Cell Therapeutics, Inc. (CTI) announced that the Office of New Drugs (the OND) of the US Food and Drug Administration (FDA) after carefully reviewing the materials CTI submitted in support of its appeal, the reviews of the New Drug Application (NDA) for pixantrone prepared by the FDA staff, the transcript of the March 22, 2010 Oncology Drugs Advisory Committee meeting and consulting with the Centre for Drug Evaluation and Research's (the CDER) Deputy Director of Clinical Science and the Office of Biostatistics, concluded that accelerated approval of pixantrone NDA 022481 may not necessarily be out of reach based on a single controlled clinical trial, provided two key matters can be satisfactorily resolved.
First, the submission of information regarding the circumstances surrounding the decision of stopping the trial early to assure that ongoing results assessment were not dictating the decision to stop and, second, ascertainment of the soundness of the primary endpoint after an additional independent radiologic review. If these two key matters are addressed satisfactorily, then PIX301 could be deemed successful, having achieved its primary and secondary endpoints and a re-review of safety and efficacy would be warranted.
OND denied the dispute appeal request to conclude that the efficacy of pixantrone has been demonstrated, but disagreed with the conclusion in the Complete Response Letter that PIX301 was a failed study, which warranted application of an interim analysis statistical thresholds.
“We are gratified and excited that based on a thorough review of our appeal arguments and NDA review that OND provided us the opportunity to re-submit the NDA for re-review and importantly that an additional clinical trial would not necessarily be required for accelerated approval should the two key matters raised be addressed satisfactorily,” said James A Bianco MD, CEO of CTI. “This was the right decision in the interests of patients with relapsed refractory aggressive NHL beyond second line therapy for whom there are no approved or effective drugs.”
As a result of this important new development, the company plans to move quickly to request a meeting with the appropriate Division of the FDA's Office of Oncology Drug Products and to submit the requested information, as well as all other relevant data requested in the Complete Response Letter, in a re-submission as soon as practical.
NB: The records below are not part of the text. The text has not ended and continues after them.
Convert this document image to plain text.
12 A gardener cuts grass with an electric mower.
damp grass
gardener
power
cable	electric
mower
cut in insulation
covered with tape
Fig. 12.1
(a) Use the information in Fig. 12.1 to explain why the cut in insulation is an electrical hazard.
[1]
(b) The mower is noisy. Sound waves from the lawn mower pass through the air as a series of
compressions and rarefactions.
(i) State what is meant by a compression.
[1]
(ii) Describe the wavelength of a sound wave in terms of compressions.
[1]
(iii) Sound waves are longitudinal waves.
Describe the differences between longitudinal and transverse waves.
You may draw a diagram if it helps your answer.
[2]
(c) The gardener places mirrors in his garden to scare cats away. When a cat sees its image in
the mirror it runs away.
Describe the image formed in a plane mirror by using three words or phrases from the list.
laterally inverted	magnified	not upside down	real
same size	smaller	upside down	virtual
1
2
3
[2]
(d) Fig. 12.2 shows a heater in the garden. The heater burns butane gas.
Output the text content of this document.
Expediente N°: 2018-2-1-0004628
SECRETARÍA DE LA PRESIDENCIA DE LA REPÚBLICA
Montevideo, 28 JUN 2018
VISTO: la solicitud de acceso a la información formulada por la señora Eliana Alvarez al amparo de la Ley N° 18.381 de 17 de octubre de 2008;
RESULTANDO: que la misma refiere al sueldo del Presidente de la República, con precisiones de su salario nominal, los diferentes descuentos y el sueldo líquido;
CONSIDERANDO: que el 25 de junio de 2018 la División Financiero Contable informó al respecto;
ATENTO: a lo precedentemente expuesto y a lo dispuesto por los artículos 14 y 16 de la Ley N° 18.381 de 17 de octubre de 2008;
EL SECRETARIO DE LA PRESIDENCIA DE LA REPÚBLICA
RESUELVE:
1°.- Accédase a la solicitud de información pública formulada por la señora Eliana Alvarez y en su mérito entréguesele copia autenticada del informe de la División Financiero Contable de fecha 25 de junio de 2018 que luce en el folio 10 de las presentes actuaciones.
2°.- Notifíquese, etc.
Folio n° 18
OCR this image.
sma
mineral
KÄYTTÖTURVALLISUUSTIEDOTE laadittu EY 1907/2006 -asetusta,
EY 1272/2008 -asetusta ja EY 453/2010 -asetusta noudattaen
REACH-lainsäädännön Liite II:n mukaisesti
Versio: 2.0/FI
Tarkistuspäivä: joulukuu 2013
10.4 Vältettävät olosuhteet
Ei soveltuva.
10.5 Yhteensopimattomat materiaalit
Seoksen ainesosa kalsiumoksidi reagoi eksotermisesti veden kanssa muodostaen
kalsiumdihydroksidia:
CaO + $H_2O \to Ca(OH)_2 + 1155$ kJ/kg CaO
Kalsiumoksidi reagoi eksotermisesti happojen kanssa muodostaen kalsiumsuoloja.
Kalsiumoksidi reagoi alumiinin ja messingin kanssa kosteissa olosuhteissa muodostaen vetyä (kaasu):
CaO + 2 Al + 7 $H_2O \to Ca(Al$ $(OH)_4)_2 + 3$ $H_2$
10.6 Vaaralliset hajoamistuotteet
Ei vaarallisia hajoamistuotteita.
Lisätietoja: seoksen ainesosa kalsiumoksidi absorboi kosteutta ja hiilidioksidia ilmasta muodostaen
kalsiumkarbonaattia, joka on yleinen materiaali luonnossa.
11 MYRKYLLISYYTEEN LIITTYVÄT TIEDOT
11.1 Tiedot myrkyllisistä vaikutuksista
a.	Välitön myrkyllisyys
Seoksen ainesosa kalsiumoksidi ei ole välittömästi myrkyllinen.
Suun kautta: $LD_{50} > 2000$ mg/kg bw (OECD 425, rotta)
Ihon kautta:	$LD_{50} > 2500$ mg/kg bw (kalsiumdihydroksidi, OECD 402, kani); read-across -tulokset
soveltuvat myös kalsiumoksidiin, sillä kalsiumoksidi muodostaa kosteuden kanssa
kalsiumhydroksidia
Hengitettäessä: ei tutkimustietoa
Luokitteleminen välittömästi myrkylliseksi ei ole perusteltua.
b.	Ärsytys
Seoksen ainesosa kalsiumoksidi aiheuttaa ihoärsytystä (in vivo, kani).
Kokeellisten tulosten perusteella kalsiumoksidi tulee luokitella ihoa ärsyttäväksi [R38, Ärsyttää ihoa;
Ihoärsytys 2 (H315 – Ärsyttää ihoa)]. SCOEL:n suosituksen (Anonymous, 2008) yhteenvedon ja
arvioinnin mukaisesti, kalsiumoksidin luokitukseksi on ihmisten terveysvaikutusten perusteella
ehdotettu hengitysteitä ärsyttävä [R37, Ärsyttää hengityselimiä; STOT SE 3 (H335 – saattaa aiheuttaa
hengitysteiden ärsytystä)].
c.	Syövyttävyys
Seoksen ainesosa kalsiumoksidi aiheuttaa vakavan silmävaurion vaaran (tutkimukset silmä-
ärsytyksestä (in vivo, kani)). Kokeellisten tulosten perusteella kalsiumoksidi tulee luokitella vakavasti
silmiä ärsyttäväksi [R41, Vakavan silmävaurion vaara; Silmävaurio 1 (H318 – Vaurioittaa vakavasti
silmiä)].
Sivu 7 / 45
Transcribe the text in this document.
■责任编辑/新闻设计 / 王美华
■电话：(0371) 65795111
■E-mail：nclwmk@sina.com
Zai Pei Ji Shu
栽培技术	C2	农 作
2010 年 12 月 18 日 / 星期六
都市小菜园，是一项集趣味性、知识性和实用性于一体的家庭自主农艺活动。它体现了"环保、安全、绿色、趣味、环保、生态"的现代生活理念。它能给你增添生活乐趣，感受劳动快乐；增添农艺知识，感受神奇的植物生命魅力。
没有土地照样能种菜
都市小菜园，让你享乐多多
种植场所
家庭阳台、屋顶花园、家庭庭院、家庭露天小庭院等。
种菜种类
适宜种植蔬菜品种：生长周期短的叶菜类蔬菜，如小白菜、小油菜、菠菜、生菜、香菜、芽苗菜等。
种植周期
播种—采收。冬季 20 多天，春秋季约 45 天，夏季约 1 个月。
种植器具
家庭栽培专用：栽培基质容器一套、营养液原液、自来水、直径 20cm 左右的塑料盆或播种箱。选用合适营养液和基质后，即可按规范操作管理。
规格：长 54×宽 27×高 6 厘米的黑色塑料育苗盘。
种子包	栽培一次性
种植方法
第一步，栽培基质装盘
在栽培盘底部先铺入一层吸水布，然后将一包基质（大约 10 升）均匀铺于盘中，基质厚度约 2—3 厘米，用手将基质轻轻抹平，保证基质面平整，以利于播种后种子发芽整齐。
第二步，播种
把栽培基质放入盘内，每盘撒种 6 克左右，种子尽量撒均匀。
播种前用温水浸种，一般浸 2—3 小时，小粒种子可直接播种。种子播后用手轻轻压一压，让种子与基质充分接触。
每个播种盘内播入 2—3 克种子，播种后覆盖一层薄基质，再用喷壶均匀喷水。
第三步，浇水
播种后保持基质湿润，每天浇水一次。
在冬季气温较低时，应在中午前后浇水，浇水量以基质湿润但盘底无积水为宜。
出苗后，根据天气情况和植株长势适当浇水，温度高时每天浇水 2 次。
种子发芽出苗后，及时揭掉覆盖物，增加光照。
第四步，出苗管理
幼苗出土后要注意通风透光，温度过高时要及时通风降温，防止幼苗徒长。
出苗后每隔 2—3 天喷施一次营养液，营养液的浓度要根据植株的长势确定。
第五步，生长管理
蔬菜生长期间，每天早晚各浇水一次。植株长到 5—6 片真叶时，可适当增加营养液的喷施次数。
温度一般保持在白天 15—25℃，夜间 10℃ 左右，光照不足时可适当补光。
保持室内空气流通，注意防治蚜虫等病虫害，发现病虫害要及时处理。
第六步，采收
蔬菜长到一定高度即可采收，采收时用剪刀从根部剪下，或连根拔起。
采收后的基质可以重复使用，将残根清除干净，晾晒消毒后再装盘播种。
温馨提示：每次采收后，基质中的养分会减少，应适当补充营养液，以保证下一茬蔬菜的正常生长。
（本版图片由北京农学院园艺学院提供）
Under the Prescription Drug User Fee Act (PDUFA) guidelines, the re-submitted NDA would have a 6 month review cycle.
Pixantrone is a novel aza-anthracenedione that has distinct structural and physio-chemical properties that make its anti-tumour activity unique in this class of agents. Similar to anthracyclines, pixantrone inhibits Topo-isomerase II but unlike anthracyclines--rather than intercalation with DNA---- pixantrone alkylates DNA-- forming stable DNA adducts with particular specificity for CpG rich, hyper-methylated sites. These structural differences resulted in significantly enhanced anti-lymphoma activity compared to doxorubicin in preclinical models.
In addition, the structural motifs on anthracycline-like agents that are responsible for the generation of oxygen free radicals and the formation of toxic drug-metal complexes have also been modified in pixantrone in an effort to prevent the binding of iron and perpetuation of superoxide production--both of which are the putative mechanism for anthracycline induced acute cardiotoxicity. These novel pharmacologic differences may allow re-introduction of anthracycline-like potency in the treatment of relapsed/refractory diffuse large lymphoma without unacceptable rates of cardiotoxicity.
CTI is a biopharmaceutical company committed to developing an integrated portfolio of oncology products aimed at making cancer more treatable.